Duceppe didn’t say which resisters he meant when he likened today’s Québecers to “yesterday’s resisters.” He certainly can’t mean any of the resistance in Europe during WWII. That’s the first thing that will pop into people’s minds, but he didn’t say it. Still, people will be surprised. After some thought, it’s only surprising because it seems such a poor comparison. Foreign Affairs Minister Lawrence Cannon cut to the heart of it when he said,

There is no economic repression in Canada and there is no political repression in Canada — nothing of the sort

So what are Québecers resisting? More tax money enters the province than leaves it. No other provinces have anything like Québec’s language laws. Duceppe stands as the leader of an official opposition party…a party whose goal is to take his province out of Confederation. I would suggest that many from other countries would be astonished at the freedom Canadians enjoy.

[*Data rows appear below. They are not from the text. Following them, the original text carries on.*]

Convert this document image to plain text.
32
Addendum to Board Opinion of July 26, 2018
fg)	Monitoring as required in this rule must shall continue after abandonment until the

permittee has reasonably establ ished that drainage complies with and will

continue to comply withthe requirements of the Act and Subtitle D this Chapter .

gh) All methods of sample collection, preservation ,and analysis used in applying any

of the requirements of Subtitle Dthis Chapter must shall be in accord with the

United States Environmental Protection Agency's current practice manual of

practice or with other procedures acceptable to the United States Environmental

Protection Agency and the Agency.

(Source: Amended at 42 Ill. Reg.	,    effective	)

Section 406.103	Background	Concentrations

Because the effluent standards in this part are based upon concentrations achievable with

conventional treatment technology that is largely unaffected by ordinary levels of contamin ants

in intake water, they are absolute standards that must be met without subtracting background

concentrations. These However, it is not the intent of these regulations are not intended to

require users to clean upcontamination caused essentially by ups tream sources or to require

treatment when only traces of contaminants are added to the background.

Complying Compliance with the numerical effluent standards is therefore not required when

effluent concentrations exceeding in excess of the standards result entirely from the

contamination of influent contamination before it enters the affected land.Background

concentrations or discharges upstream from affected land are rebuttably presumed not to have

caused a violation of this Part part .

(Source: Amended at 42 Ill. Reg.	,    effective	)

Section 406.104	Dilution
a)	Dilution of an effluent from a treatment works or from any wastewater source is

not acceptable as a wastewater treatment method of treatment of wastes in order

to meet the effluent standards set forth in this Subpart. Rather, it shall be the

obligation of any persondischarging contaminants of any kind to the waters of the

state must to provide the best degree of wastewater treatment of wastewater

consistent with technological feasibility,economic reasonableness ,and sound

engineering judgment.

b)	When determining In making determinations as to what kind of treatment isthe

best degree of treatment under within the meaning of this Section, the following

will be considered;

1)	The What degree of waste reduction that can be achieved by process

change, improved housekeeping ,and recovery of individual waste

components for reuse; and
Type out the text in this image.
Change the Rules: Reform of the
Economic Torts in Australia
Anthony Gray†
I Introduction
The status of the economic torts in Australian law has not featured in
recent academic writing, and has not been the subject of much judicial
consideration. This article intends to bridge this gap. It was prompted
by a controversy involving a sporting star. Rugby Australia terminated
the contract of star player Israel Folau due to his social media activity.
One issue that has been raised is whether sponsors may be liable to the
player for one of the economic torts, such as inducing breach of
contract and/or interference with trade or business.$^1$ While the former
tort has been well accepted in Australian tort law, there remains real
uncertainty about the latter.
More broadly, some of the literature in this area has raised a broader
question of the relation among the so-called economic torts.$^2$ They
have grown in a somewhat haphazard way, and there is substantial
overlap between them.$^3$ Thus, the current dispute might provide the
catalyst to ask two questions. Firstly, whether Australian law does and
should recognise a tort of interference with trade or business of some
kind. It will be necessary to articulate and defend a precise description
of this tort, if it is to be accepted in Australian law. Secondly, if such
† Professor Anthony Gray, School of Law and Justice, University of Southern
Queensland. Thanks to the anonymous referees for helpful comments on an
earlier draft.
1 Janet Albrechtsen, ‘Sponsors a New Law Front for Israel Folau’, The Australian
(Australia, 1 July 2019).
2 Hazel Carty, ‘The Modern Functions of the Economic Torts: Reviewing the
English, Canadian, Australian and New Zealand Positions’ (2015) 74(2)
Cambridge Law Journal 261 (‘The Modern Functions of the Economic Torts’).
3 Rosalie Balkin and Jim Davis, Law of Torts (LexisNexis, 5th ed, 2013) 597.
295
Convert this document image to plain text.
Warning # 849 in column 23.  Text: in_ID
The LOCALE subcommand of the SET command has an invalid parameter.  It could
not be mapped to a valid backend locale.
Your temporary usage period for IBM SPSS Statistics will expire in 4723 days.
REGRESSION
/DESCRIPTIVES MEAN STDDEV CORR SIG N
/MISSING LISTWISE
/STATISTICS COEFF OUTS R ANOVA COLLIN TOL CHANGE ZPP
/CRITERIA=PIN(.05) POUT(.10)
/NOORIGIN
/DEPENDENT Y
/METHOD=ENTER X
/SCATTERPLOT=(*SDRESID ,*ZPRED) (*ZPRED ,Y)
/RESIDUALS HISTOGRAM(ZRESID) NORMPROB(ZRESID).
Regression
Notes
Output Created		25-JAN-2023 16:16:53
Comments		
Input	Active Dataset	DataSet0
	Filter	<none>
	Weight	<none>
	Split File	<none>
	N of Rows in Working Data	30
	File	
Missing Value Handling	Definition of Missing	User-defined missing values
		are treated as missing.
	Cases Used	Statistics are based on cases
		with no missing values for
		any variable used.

If it’s a simple matter of the party’s wanting Québec to leave Canada, I understand the situation even less. There have been two separation referendums, in 1980 and 1995. Both failed so most Québecers do not share his party’s goal of separation. If anything, the separatists are resisting the will of the majority of Québecers. It seems that the will of the people is fine until the vote doesn’t go their way.

In Duceppe’s situation, what do you do? Sit tight or try to whip up a controversy. He seems to have decided on the latter. I question whether such a transparent ploy will serve his goal now that he is in the spotlight. My guess is most Québecers will see through his gambit, think he’s a nut, or see him moving toward the fringe. None of these conclusions will do him, or the Bloc, any good.